Constituée d’un minima de deux associés, ces derniers répondent de manière illimitée des dettes de la société, à proportion de leur part dans le capital social.
Dans une décision de mai 2021, la Cour de cassation a précisé les règles en matière de redressement fiscal dont l’origine est due à un seul des associés et à sa responsabilité envers les autres.
Dans les faits en question, une société civile de construction-vente est constituée de deux associés dont le gérant détient 60% des parts du capital social.
En 2010, l’administration fiscale notifie à la société une proposition de redressement, or l’associé détenteur de 40% des parts estimant que le redressement était directement la conséquence de la mauvaise gestion du gérant, assigne ce dernier en réparation de son préjudice.
Devant la Cour d’appel, le gérant est condamné à verser au second associé la somme de 33 998 euros en réparation d’un préjudice financier et de 5 000 euros en réparation d’un préjudice moral.
Le litige est porté devant la Cour de cassation où le gérant se défend en évoquant l’article 1843-5 du Code civil, justifiant que « l’action individuelle en responsabilité dont disposent les associés à l’encontre des dirigeants de la société ne peut tendre qu’à la réparation d’un préjudice personnel distinct de celui subi par la personne morale ».
Cette disposition prévoit en effet les deux types d’actions qui peuvent être menées à l’encontre d’un gérant de société :
L’action sociale, destinée à réparer le préjudice causé à la société ;
L’action personnelle, qui a vocation à réparer le préjudice causé à un associé ;
Concernant cette seconde action, il est de jurisprudence constante et afin d’accorder l’indemnisation, pour l’associé de démontrer l’existence d’un préjudice spécifique et différent de celui de la société, notamment une violation manifeste des statuts de la société ou de la loi.

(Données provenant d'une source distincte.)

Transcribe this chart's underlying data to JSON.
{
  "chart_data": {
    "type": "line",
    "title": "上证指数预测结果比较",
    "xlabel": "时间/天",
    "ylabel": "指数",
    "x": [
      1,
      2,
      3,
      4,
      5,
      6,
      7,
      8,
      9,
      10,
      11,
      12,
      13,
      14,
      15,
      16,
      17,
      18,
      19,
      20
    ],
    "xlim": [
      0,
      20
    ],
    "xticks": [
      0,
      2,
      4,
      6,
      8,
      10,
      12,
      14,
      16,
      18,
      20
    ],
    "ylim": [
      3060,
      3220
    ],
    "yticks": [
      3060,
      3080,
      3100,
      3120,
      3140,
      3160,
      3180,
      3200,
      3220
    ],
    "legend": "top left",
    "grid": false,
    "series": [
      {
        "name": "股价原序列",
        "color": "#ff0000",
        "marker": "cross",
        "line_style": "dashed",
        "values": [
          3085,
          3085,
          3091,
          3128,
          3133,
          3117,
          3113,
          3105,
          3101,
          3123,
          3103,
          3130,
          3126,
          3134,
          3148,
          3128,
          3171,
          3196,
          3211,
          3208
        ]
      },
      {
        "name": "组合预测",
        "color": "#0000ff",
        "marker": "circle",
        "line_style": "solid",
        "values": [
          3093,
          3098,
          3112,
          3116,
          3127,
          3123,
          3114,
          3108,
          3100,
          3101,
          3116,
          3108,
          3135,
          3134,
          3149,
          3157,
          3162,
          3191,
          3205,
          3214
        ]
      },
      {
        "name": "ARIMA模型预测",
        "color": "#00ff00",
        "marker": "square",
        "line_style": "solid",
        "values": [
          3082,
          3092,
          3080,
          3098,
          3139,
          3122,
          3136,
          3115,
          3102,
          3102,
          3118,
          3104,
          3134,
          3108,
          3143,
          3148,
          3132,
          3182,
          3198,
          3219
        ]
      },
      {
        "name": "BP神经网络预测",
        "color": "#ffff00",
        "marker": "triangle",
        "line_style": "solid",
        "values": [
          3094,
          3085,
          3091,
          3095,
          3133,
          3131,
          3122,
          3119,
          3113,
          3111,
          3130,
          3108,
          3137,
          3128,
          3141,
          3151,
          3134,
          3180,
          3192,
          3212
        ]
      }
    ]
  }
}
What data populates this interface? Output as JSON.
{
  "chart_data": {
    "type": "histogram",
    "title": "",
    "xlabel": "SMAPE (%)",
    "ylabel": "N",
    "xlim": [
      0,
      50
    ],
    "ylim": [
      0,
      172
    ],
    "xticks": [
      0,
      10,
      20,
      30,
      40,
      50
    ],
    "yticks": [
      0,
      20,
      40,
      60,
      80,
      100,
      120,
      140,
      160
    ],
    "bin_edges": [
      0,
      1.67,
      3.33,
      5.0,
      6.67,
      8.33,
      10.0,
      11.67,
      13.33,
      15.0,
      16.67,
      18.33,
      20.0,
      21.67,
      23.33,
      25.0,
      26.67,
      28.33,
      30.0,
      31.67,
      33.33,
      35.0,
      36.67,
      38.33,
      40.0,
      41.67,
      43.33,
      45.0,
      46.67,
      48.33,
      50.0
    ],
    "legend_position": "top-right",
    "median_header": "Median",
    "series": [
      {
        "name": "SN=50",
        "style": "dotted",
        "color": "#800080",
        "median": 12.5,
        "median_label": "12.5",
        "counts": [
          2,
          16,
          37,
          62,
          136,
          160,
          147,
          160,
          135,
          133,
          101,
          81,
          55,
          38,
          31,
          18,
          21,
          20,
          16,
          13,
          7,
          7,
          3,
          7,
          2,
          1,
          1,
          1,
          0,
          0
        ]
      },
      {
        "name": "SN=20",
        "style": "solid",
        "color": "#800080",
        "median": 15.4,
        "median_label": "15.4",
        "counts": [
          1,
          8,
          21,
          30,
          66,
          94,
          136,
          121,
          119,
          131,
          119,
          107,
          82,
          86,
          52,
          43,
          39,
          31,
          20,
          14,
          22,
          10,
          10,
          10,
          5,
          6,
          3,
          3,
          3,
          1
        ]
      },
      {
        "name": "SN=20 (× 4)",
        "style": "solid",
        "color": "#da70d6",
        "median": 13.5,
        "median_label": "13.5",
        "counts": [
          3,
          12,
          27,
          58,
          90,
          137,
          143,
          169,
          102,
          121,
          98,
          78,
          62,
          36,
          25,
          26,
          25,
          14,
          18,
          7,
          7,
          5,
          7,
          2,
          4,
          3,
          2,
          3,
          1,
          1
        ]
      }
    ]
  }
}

C’est le cas d’un détournement de dividende, d’une sous-évaluation des apports, etc.
En l’espèce, lors de la vérification de la comptabilité de la SCI, il est apparu que le redressement fiscal est la conséquence de l’incurie du gérant de ne pas avoir exécuté les résolutions d’une assemblée générale extraordinaire prévoyant la dissolution amiable de la société. En lieu et place, il a préféré poursuivre l’activité de la SCI, tout en effectuant des déclarations fiscales non sincères et incomplètes.
Pour la Cour de cassation, le préjudice personnel de l’associé est bien constitué et en lien avec les fautes du gérant, sans se confondre avec celui de la société.